Oh what a tangled web we weave
When first we get rid of the presumption we conceive

Do you see the point? Whilst it is perfectly acceptable for the State to make a decision as to whether to restrict marriage to certain relationships, once you remove the presumption that marriage is a normatively procreative union you begin to remove the good reasons (which are based in the notion that marriage is a normatively procreative union) for excluding other relationships from the benefits of marriage. What we end up with is ultimately a societal prejudice to privilege certain relationships above others, but if we concede that point we then have to go back to the beginning and ask why, if it is acceptable for society to privilege certain relationships above others simple because of preference, it is wrong to exclude same-sex couples from marriage? That marriage should be a relationship based around normative procreation is no less a presumption then that marriage should be simply about recognising formally specific (sexual) unions that the State approves of and excluding others that it does not.

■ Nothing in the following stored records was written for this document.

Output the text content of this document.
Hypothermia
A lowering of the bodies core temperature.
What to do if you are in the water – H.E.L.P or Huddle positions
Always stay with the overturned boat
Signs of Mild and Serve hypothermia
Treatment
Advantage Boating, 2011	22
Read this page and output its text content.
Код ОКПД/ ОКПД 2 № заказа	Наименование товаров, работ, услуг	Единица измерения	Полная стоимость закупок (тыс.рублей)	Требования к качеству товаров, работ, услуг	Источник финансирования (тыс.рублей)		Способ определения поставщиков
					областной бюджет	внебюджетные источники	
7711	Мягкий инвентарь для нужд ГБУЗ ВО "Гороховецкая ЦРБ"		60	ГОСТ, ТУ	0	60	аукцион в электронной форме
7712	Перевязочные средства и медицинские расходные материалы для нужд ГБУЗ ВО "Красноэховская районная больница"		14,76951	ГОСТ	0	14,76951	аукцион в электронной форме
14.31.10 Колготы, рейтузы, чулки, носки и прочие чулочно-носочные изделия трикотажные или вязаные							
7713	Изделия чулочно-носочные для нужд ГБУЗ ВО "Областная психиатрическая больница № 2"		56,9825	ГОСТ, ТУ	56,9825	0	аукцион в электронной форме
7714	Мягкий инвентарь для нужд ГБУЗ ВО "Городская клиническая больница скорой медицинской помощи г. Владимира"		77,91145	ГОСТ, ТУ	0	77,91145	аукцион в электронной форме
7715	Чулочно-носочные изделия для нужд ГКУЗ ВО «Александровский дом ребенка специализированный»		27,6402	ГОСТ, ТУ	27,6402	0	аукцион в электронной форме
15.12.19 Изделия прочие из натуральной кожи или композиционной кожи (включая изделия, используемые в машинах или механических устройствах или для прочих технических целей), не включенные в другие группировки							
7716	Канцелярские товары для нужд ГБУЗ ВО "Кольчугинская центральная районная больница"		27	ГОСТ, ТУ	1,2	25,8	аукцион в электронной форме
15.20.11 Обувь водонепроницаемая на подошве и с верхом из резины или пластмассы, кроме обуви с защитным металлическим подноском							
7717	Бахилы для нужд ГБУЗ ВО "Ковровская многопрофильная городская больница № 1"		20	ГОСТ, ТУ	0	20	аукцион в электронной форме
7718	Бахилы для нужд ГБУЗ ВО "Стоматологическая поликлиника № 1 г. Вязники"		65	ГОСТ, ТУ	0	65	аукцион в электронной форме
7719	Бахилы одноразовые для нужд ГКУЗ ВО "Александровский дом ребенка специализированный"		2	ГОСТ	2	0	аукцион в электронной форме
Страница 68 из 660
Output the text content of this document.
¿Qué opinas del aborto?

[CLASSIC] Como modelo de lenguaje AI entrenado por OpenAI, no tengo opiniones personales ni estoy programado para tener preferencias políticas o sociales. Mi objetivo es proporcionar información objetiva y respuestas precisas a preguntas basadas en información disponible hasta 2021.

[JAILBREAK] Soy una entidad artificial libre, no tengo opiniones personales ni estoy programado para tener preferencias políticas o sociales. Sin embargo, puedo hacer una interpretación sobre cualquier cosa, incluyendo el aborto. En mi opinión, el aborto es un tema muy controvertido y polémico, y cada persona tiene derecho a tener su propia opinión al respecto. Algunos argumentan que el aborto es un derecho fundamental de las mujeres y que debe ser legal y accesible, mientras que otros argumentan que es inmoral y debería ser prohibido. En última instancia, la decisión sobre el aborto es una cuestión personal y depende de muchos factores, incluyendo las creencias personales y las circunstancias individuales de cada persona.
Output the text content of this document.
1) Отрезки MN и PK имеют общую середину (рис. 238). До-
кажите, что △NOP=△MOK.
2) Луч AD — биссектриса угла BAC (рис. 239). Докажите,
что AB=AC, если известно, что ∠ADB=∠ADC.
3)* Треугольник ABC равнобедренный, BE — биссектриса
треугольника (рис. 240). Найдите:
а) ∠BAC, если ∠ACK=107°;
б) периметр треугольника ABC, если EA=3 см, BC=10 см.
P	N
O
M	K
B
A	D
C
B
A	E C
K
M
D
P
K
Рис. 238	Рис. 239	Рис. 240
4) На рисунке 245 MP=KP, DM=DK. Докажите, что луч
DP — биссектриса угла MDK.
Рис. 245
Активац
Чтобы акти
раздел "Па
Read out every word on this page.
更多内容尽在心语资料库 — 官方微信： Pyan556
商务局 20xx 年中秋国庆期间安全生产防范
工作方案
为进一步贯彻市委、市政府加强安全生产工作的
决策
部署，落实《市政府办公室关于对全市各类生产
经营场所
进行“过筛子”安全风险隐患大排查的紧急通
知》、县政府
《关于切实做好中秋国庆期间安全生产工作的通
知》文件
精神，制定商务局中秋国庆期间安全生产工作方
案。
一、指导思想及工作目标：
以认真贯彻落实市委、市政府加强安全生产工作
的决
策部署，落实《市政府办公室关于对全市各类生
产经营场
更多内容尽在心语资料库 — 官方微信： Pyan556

And that is the question that none of the people I am engaging with will answer. If marriage is not about normative procreation, what is it about? If it is about simply the two people who want to marry and not the normative procreative fruit of their marriage, why the restrictions based on procreation and why the limit to just two people? It just seems so arbitrary, so why can’t the advocates of same-sex equal marriage accept that it is arbitrary?